Mindestens 95 Menschen sind es, deren Leichen im Wasser des Bodensees gefangen sind. Freigeben wird das Gewässer diese Toten vermutlich nie mehr. Das hängt mit Wassertiefe und -temperatur zusammen.
95 Tote seit 1947 vermisst
Die Frauenleiche, die am Samstagvormittag nahe der Lindauer Insel im Wasser treibend gefunden wurde, teilt das Schicksal der 95 Toten nicht. „Sie lag nur kurz im Wasser“, sagt Polizeisprecher Thorsten Ritter. Die Obduktion der Toten beim Rechtsmedizinischen Institut in München ergab außerdem, dass die Frau ertrunken ist. Weitere Details zu den Umständen ihres Todes sowie ihre Identität sind mittlerweile geklärt: Demnach handelt es sich um eine 43-jährige, ledige Frau aus dem Landkreis Sigmaringen in Baden-Württemberg.
Die 95 Toten im Bodensee dagegen sind nicht ganz so anonym. Bei ihnen, so berichtet Dietmar Issler, Leiter der Wasserschutzpolizei Friedrichshafen, handelt es sich um Personen, die seit 1947 vermisst werden. Es sind Menschen, die zum Beispiel nach Boots- und Badeunfällen nicht mehr auftauchten. Der stellvertretende Chef der Kripo Lindau, Kurt Kraus, erinnert sich hier unter anderem an zwei Fischer, die vergangenes Jahr vor Bregenz im See verunglückten und nicht gefunden wurden. „Die 95 sind die Personen, die der Wasserschutzpolizei bekannt sind. Es kann durchaus noch weitere geben“, sagt Issler. Zum Beispiel vereinzelte Tote, die über die Zuläufe etwa vom Rhein in den See gespült wurden.

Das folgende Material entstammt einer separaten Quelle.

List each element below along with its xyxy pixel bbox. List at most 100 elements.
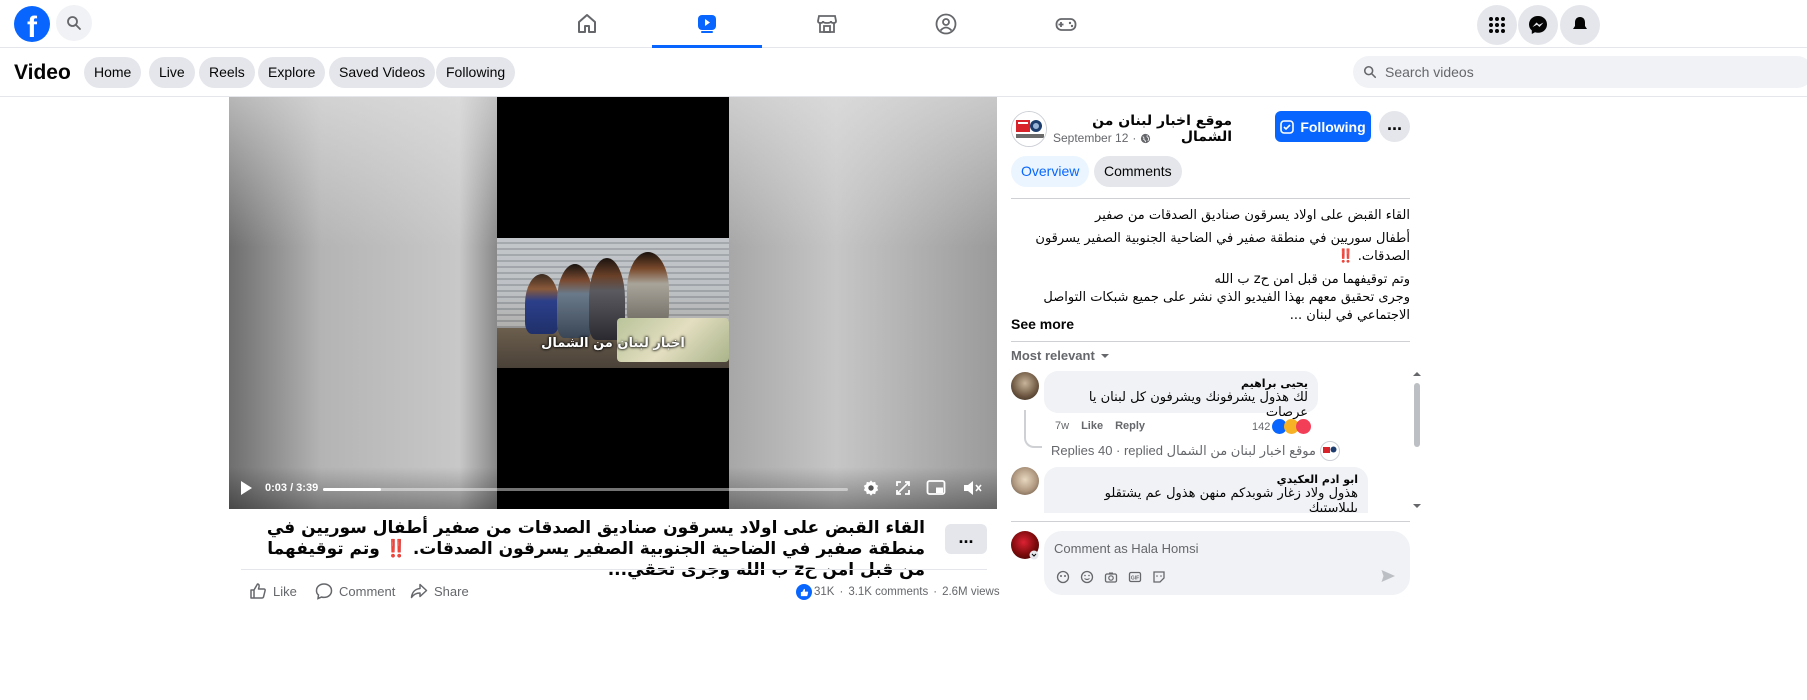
see-more-link[interactable]: See more [1011, 316, 1074, 332]
video-subheader: Video Home Live Reels Explore Saved Vide… [0, 48, 1807, 97]
description-line: وتم توقيفهما من قبل امن حz ب الله [1214, 272, 1410, 287]
comments-count[interactable]: 3.1K comments [848, 586, 928, 598]
comment-time[interactable]: 7w [1055, 420, 1069, 432]
like-label: Like [273, 583, 297, 599]
search-button[interactable] [56, 5, 92, 41]
nav-tab-home[interactable] [532, 0, 642, 48]
post-date-text[interactable]: September 12 [1053, 131, 1128, 145]
following-label: Following [1300, 118, 1366, 135]
page-title: Video [14, 61, 71, 84]
chip-explore[interactable]: Explore [258, 57, 326, 88]
progress-bar[interactable] [323, 488, 848, 491]
menu-button[interactable] [1477, 5, 1517, 45]
view-replies-link[interactable]: Replies 40 · replied موقع اخبار لبنان من… [1051, 441, 1340, 461]
views-count: 2.6M views [942, 586, 1000, 598]
video-player[interactable]: اخبار لبنان من الشمال 0:03 / 3:39 [229, 97, 997, 509]
video-title: القاء القبض على اولاد يسرقون صناديق الصد… [241, 518, 925, 581]
comment-label: Comment [339, 583, 396, 599]
video-search-box[interactable] [1353, 56, 1807, 88]
comment-author[interactable]: يحيى براهيم [1054, 377, 1308, 390]
chip-saved-videos[interactable]: Saved Videos [329, 57, 436, 88]
page-mini-avatar [1319, 441, 1340, 461]
gif-icon[interactable]: GIF [1127, 569, 1143, 585]
comment-like-link[interactable]: Like [1081, 420, 1103, 432]
reply-thread-line [1024, 410, 1042, 448]
share-icon [410, 583, 428, 599]
nav-tab-gaming[interactable] [1011, 0, 1121, 48]
comment-text: هذول ولاد زغار شوبدكم منهن هذول عم يشتقل… [1104, 486, 1358, 516]
mini-player-button[interactable] [925, 477, 947, 499]
description-line: أطفال سوريين في منطقة صفير في الضاحية ال… [1035, 231, 1410, 264]
composer-tools: GIF [1055, 569, 1167, 585]
gaming-icon [1055, 18, 1077, 31]
settings-button[interactable] [860, 477, 882, 499]
comment-meta: 7w Like Reply [1055, 420, 1157, 432]
comment-button[interactable]: Comment [315, 580, 395, 602]
nav-tab-groups[interactable] [891, 0, 1001, 48]
comment-input[interactable] [1054, 538, 1394, 558]
progress-fill [323, 488, 381, 491]
like-reaction-icon [796, 584, 812, 600]
video-frame: اخبار لبنان من الشمال [497, 238, 729, 368]
chip-reels[interactable]: Reels [199, 57, 255, 88]
share-label: Share [434, 583, 469, 599]
video-search-input[interactable] [1385, 64, 1685, 80]
search-icon [1363, 65, 1377, 79]
picture-in-picture-icon [926, 480, 946, 495]
nav-tab-video[interactable] [652, 0, 762, 48]
like-button[interactable]: Like [249, 580, 297, 602]
comment-reactions[interactable]: 142 [1252, 419, 1312, 434]
frame-person [627, 252, 669, 328]
comment-reply-link[interactable]: Reply [1115, 420, 1145, 432]
nav-tab-marketplace[interactable] [772, 0, 882, 48]
comments-scrollbar[interactable] [1411, 370, 1423, 512]
comment-bubble: يحيى براهيم لك هذول يشرفونك ويشرفون كل ل… [1044, 371, 1318, 420]
tab-overview[interactable]: Overview [1011, 156, 1090, 187]
comment-sort-dropdown[interactable]: Most relevant [1011, 348, 1111, 363]
home-icon [578, 14, 596, 33]
separator: · [1132, 131, 1137, 145]
chip-live[interactable]: Live [149, 57, 195, 88]
notifications-button[interactable] [1560, 5, 1600, 45]
alarm-emoji: ‼️ [385, 539, 407, 559]
post-more-options-button[interactable]: ... [1379, 111, 1410, 142]
messenger-icon [1529, 16, 1547, 34]
divider [1011, 198, 1410, 199]
avatar[interactable] [1011, 467, 1039, 495]
fullscreen-icon [896, 481, 910, 495]
camera-icon[interactable] [1103, 569, 1119, 585]
share-button[interactable]: Share [410, 580, 469, 602]
scroll-up-icon [1413, 372, 1421, 376]
marketplace-icon [817, 15, 837, 33]
following-button[interactable]: Following [1275, 111, 1371, 142]
chip-following[interactable]: Following [436, 57, 516, 88]
fullscreen-button[interactable] [892, 477, 914, 499]
emoji-icon[interactable] [1079, 569, 1095, 585]
video-more-options-button[interactable]: ... [945, 524, 987, 554]
separator: · [839, 586, 844, 598]
tab-comments[interactable]: Comments [1094, 156, 1182, 187]
reactions-count[interactable]: 31K [814, 586, 834, 598]
video-stats: 31K · 3.1K comments · 2.6M views [796, 584, 1000, 600]
time-display: 0:03 / 3:39 [265, 482, 319, 494]
avatar-sticker-icon[interactable] [1055, 569, 1071, 585]
svg-text:GIF: GIF [1131, 576, 1139, 582]
sticker-icon[interactable] [1151, 569, 1167, 585]
chip-home[interactable]: Home [84, 57, 142, 88]
scrollbar-thumb[interactable] [1414, 383, 1420, 447]
comment-composer[interactable]: GIF [1044, 531, 1410, 595]
page-avatar[interactable] [1011, 111, 1047, 147]
frame-caption: اخبار لبنان من الشمال [541, 336, 685, 351]
send-icon[interactable] [1380, 568, 1396, 584]
mute-button[interactable] [962, 477, 984, 499]
messenger-button[interactable] [1518, 5, 1558, 45]
play-icon[interactable] [241, 481, 252, 495]
bell-icon [1573, 17, 1587, 29]
comment-author[interactable]: ابو ادم العكيدي [1054, 473, 1358, 486]
divider [1011, 341, 1410, 342]
comment-reaction-count: 142 [1252, 420, 1271, 433]
facebook-logo[interactable]: f [14, 6, 50, 42]
post-description: القاء القبض على اولاد يسرقون صناديق الصد… [1011, 207, 1410, 330]
avatar[interactable] [1011, 372, 1039, 400]
post-date: September 12 · [1053, 131, 1151, 145]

Kaltes Wasser verlangsamt den Verwesungsprozess
Doch warum bleiben all diese Leichen verschwunden? „Das liegt an Wassertemperatur und Wassertiefe“, erklärt Issler. Normalerweise versinkt ein toter Körper zunächst in einem Gewässer. Setzt dann der Verwesungsprozess ein, bilden sich in der Leiche Gase, die sie nach einigen Tagen wieder nach oben treiben. Ab einer Tiefe von rund 20 Metern jedoch hat das Wasser nur noch vier Grad Celsius. Das verlangsamt den Verwesungsprozess stark.
Außerdem steigt der Wasserdruck mit zunehmender Tiefe – und der Bodensee misst teils immerhin über 250 Meter von der Oberfläche bis zum Grund. „Der Wasserdruck ist das Hauptkriterium. Wegen ihm bleiben die Leichen unten“, sagt Issler. Sei eine Leiche erst auf einer Tiefe von 40 bis 50 Metern, tauche sie in der Regel nie mehr auf. Die Wahrscheinlichkeit, dass einer der 95 Toten wieder an die Oberfläche kommt, sei deshalb verschwindend gering. „Ich bin jetzt seit drei Jahren hier. In dieser Zeit ist noch keine dieser Leichen wieder aufgetaucht“, berichtet er. Das gleiche Phänomen gibt es übrigens auch an anderen, in der Regel größeren Seen, an denen die erforderlichen Rahmenbedingungen von Wassertiefe, -temperatur und -druck gegeben sind.
Nach Bergung ist Identifizierung durch DNA-Abgleich möglich
Taucht eine Leiche doch irgendwann wieder aus den Tiefen des Sees auf, ist eine Identifizierung durch DNA-Abgleich – sprich genetischer Fingerabdruck – relativ gut möglich, sagt Issler. Zudem helfen die alten Akten der Vermisstenfälle in den jeweiligen Polizeidienststellen.
Jetzt versuchen die Polizisten zu ermitteln, was die aufgefundene Frau am vergangenen Wochenende tat, bevor sie starb. Ihre Spur verliert sich am Freitag gegen 14 Uhr. Zu diesem Zeitpunkt stieg sie am Bahnhof in Ravensburg vermutlich in den Zug nach Friedrichshafen am Bodensee ein.